We see how the filmmaker's long apprenticeship, making industrial films and then mainstream television, gave him the confidence, like a jazz improviser, to work spontaneously on the set. It was a quickie teen film, The Delinquents (1957) starring a young Tom Laughlin (Billy Jack), that caught the attention of Alfred Hitchcock, leading to a busy period as Altman directed episodes of Alfred Hitchcock Presents and shows such as Bonanza and Maverick.

But Altman frequently chafed at the advertising-driven television formulas. He was fired from the Second World War series Combat! after inserting a plot about a shell-shocked American GI who mistook a German soldier for a friend. Getting fired was something of a habit.

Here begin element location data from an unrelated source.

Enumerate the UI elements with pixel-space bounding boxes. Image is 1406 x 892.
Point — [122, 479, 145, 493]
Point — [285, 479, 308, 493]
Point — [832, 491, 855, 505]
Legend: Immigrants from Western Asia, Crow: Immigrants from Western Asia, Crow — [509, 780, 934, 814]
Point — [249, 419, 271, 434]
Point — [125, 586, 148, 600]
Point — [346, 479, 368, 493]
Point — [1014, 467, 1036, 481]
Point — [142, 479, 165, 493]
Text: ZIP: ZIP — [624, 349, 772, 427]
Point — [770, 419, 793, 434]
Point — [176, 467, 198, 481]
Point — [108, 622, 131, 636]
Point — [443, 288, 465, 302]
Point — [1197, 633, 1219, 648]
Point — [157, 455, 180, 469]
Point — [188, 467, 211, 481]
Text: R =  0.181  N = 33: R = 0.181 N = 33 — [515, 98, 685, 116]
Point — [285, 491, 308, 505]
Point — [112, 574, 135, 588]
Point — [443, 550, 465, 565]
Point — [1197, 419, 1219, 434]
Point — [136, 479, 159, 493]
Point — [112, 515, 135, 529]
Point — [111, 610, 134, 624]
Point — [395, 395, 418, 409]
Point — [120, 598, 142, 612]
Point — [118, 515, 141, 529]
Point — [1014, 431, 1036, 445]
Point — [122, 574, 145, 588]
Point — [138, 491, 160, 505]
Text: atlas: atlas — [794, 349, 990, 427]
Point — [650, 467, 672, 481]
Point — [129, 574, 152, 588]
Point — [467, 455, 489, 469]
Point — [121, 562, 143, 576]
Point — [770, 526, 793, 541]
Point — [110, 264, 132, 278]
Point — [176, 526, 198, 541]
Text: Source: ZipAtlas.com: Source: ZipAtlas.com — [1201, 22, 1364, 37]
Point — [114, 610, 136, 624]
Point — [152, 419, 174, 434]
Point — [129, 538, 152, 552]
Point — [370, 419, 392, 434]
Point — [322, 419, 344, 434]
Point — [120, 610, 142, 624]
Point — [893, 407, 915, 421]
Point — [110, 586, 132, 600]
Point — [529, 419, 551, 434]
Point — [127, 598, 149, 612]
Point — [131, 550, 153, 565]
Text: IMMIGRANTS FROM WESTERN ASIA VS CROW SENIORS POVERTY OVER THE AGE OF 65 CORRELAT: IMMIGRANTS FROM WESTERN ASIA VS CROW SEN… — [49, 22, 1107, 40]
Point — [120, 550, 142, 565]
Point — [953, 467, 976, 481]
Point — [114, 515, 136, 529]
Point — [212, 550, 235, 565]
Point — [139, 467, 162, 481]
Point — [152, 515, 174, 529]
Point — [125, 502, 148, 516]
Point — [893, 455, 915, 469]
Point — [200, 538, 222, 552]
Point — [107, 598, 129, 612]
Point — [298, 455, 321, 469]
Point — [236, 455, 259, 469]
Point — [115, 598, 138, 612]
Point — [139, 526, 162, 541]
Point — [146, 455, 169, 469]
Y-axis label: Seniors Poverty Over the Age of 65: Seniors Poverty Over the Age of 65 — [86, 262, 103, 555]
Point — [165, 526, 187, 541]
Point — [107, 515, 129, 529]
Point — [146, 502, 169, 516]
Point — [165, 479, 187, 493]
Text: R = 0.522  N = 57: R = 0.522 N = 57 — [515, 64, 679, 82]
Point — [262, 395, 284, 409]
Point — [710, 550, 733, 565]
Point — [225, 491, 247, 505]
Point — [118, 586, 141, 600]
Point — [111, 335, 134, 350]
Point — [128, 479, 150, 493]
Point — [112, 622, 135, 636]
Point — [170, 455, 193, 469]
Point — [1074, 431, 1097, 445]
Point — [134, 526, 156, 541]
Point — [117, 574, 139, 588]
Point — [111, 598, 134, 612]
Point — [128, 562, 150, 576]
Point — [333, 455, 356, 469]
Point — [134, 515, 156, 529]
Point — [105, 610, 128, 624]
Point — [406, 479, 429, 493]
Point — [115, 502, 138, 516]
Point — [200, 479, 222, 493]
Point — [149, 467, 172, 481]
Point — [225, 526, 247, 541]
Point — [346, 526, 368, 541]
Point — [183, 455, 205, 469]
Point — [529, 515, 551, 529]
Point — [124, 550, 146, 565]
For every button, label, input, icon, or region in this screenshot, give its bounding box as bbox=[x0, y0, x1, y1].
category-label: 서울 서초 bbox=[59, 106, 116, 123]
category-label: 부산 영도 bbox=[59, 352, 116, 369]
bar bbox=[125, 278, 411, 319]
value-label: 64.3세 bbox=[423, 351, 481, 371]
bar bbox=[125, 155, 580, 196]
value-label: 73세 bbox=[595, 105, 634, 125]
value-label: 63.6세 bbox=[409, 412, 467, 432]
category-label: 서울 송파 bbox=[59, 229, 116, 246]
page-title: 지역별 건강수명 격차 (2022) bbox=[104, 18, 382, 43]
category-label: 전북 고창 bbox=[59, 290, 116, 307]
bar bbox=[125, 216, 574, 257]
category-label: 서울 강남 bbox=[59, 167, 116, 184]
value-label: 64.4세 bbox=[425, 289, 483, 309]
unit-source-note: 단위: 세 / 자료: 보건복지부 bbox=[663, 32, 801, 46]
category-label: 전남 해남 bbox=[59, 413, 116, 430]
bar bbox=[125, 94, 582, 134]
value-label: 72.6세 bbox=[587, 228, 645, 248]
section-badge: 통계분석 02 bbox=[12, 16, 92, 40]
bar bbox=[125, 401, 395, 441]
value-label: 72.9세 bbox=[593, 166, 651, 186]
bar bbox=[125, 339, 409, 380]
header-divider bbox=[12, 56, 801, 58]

Studio boss Jack Warner fired him from a feature film about a moon launch, called Countdown, when Altman employed a technique he later became famous for: having characters arguing over top of one another.

His breakthrough was the anti-war satire M*A*S*H (1970), starring with Elliott Gould and Donald Sutherland. At 45, he became a hot property and counterculture figurehead. But instead of making a comfortable commercial follow-up, he shot a weird fairy tale, Brewster McCloud, starring unknowns – Bud Cort and Shelley Duvall. Next, he went to British Columbia to shoot what he called his "anti-Western film," McCabe & Mrs. Miller. (Altman named his first production company Lion's Gate, after the Vancouver bridge.)

Throughout the 1970s, now seen as a golden age for American independent cinema, Altman upended genre expectations in films such as Thieves Like Us, California Split and The Long Goodbye, and offered his definitive sardonic American bicentennial statement with Nashville.

But by 1980 and the failure of his expensive Robin Williams vehicle, Popeye, Altman's Hollywood career faltered. He directed theatre, worked in video, taught a course at university and adapted plays for the screen.

Perhaps the most Hollywood-like aspect of Altman's career, however, was his comeback. The return started with the ahead-of-its-time HBO mockumentary Tanner '88, and led to The Player (1992), Short Cuts (1993), Gosford Park (2001), The Company (2003) and his final film, A Prairie Home Companion (2006). He received an honorary Oscar for a lifetime of work at the 2006 Academy Awards, just months before his death. Though often painted as an obstreperously anti-establishment figure, Altman's gratitude on awards night was plain-spoken and heartfelt. "No other filmmaker has gotten a better shake than I have," he told the audience.

Though made for television (including The Movie Network and Movie Central in Canada), Mann's film is up to the Altman standard of unconventionality in his handling of celebrity interviews. Instead of straightforward endorsements, he asks each person, posed against a dark background in a studio, the same question: Could they define the adjective "Altmanesque"?

Keith Carradine, Gould, Bruce Willis, Paul Thomas Anderson, Julianne Moore and Lily Tomlin give it their best shot: sociability, collective play, freedom and iconoclasm. Together they suggest something gritty but elusive, like those grains of sand that slip through our fingers, but sometimes can be grasped and shaped into castles.

This review originally ran on Aug. 1, 2014.